The variables of historical climate change included change in mean
annual temperature (TC) and precipitation (PC) between present and the
Last Glacial Maximum (LGM, about 22,000 years ago). The annual
temperature and precipitation of the LGM were derived from the average
of three Global Climate Models (GCMs), namely, CCSM4, MIROC‐ESM, and
MPI‐ESM‐P, which were obtained from the WorldClim dataset
(www.worldclim.org).
Variables related disturbance factors included the population (POP) and
area of anthropogenic land use (AALU). The POP data was provided by the
authority of Mount Qomolangma National Nature Reserve. The AALU was
calculated as the area of artificial surfaces and cultivated land (Zhang
et al., 2013) extracted from the GlobeLand30 land cover data
(http://www.globallandcover.com).
Since the direct measurement of competition is difficult to achieve, we
used the interpolated species richness as an indirect reflection
(Stevens, 1996). The MDE were tested using the predicted average range
size under geometric constraints, which were computed by randomizing the
empirical species range size within the bounded domain using 1000 Monte
Carlo simulations in the modules Mid-Domain Null (MaCain, 2004; Luo et
al., 2011).
2.6 Statistical analysis
For each elevational band, we calculated the species accumulation curve
to assess the sampling adequacy. Sampling in a band was considered
adequate when the species accumulation curve reaches a plateau (Magurran
and McGill, 2011). Additionally, we computed non-parametric estimated
species richness (Chao2 and Jackknife2) for each band, and then
performed regression of the observed species richness against the
non-parametric estimated species richness (Colwell & Coddington, 1994;
Rowe, 2009).
Linear regressions were calculated to assess the relationship between
elevation and range size for all groups of vascular plants. Rapoport’s
rule is supported where the relationship is positive
(Moreno et al., 2008).
Relationships between species range size and elevation and each
environmental variable were assessed using ordinary least squares (OLS)

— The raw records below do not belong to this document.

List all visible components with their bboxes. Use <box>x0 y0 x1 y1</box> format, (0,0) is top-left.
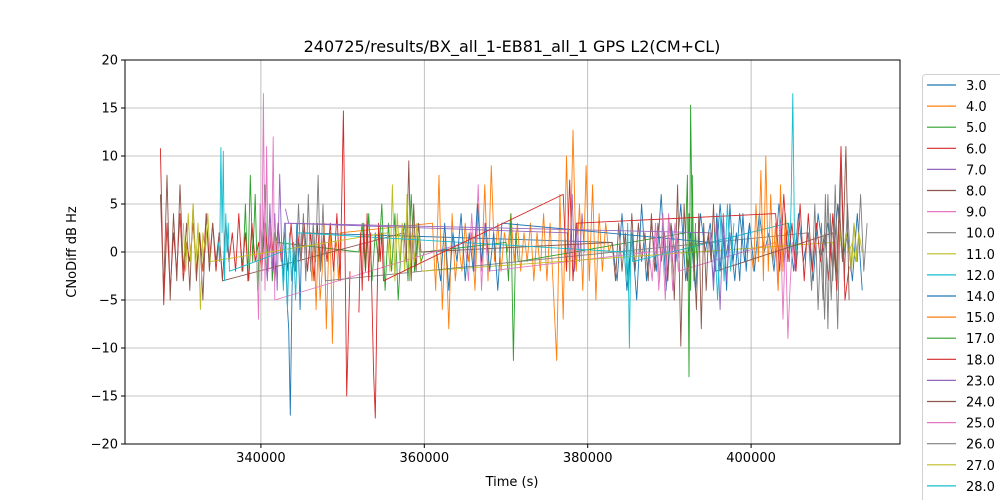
y-tick-label: 0 <box>110 246 118 261</box>
y-tick-label: −20 <box>91 438 118 453</box>
y-tick-label: 5 <box>110 198 118 213</box>
y-tick-label: −10 <box>91 342 118 357</box>
legend-label: 25.0 <box>966 417 995 432</box>
legend-label: 11.0 <box>966 248 995 263</box>
y-tick-label: −5 <box>99 294 118 309</box>
legend-box <box>923 75 1000 501</box>
legend-label: 10.0 <box>966 227 995 242</box>
legend-label: 18.0 <box>966 353 995 368</box>
legend-label: 24.0 <box>966 396 995 411</box>
x-tick-label: 400000 <box>726 451 776 466</box>
legend-label: 6.0 <box>966 142 987 157</box>
x-tick-label: 340000 <box>236 451 286 466</box>
y-tick-label: 20 <box>101 54 118 69</box>
x-tick-label: 380000 <box>563 451 613 466</box>
legend: 3.0 4.0 5.0 6.0 7.0 8.0 9.0 10.0 11.0 12.0 14.0 15.… <box>923 75 1000 501</box>
legend-label: 23.0 <box>966 374 995 389</box>
legend-label: 12.0 <box>966 269 995 284</box>
y-tick-label: −15 <box>91 390 118 405</box>
chart-title: 240725/results/BX_all_1-EB81_all_1 GPS L… <box>304 37 721 57</box>
legend-label: 3.0 <box>966 79 987 94</box>
legend-label: 5.0 <box>966 121 987 136</box>
x-tick-label: 360000 <box>399 451 449 466</box>
y-tick-label: 15 <box>101 102 118 117</box>
legend-label: 7.0 <box>966 163 987 178</box>
legend-label: 26.0 <box>966 438 995 453</box>
legend-label: 9.0 <box>966 206 987 221</box>
legend-label: 14.0 <box>966 290 995 305</box>
y-tick-label: 10 <box>101 150 118 165</box>
legend-label: 17.0 <box>966 332 995 347</box>
legend-label: 28.0 <box>966 480 995 495</box>
legend-label: 15.0 <box>966 311 995 326</box>
legend-label: 4.0 <box>966 100 987 115</box>
y-axis-label: CNoDiff dB Hz <box>65 206 80 298</box>
legend-label: 27.0 <box>966 459 995 474</box>
legend-label: 8.0 <box>966 185 987 200</box>
x-axis-label: Time (s) <box>485 475 539 490</box>
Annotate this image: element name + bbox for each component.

models. Simultaneous autoregressive (SAR) model was also performed in
supplement to take account for the spatial autocorrelation in variables.
All variables were standardized (mean = 0 and standard deviation = 1) to
make the regression coefficients comparable in OLS and SAR.
Random Forests model was used to explore the relative importance of each
environmental variable in explaining the range size variations for each
species group. We chose the Random Forests model because it does not
require strict assumptions in data and can better handle
multicollinearity and non-linear relationships which perplexed most
traditional methods like GLMs (Breiman, 2001; Feng et al., 2016). We run
the Random Forests model 1000 times, and assessed the relative
importance of each environmental variable based on the average of the
percentage increase in mean squared error (%IncMSE) from the models.
The %IncMSE was calculated by repeated permutation of each regression
variable, which represents the increase in prediction error caused by
each individual variable.
Species accumulation curve and estimated species richness were
calculated by EstimateS 9.10 (Colwell, 2013). linear regression, OLS,
SAR, and the Random Forest models as well as the bivariate model were
conducted in R 3.5.1 using vegan, spdep, and randomForest package.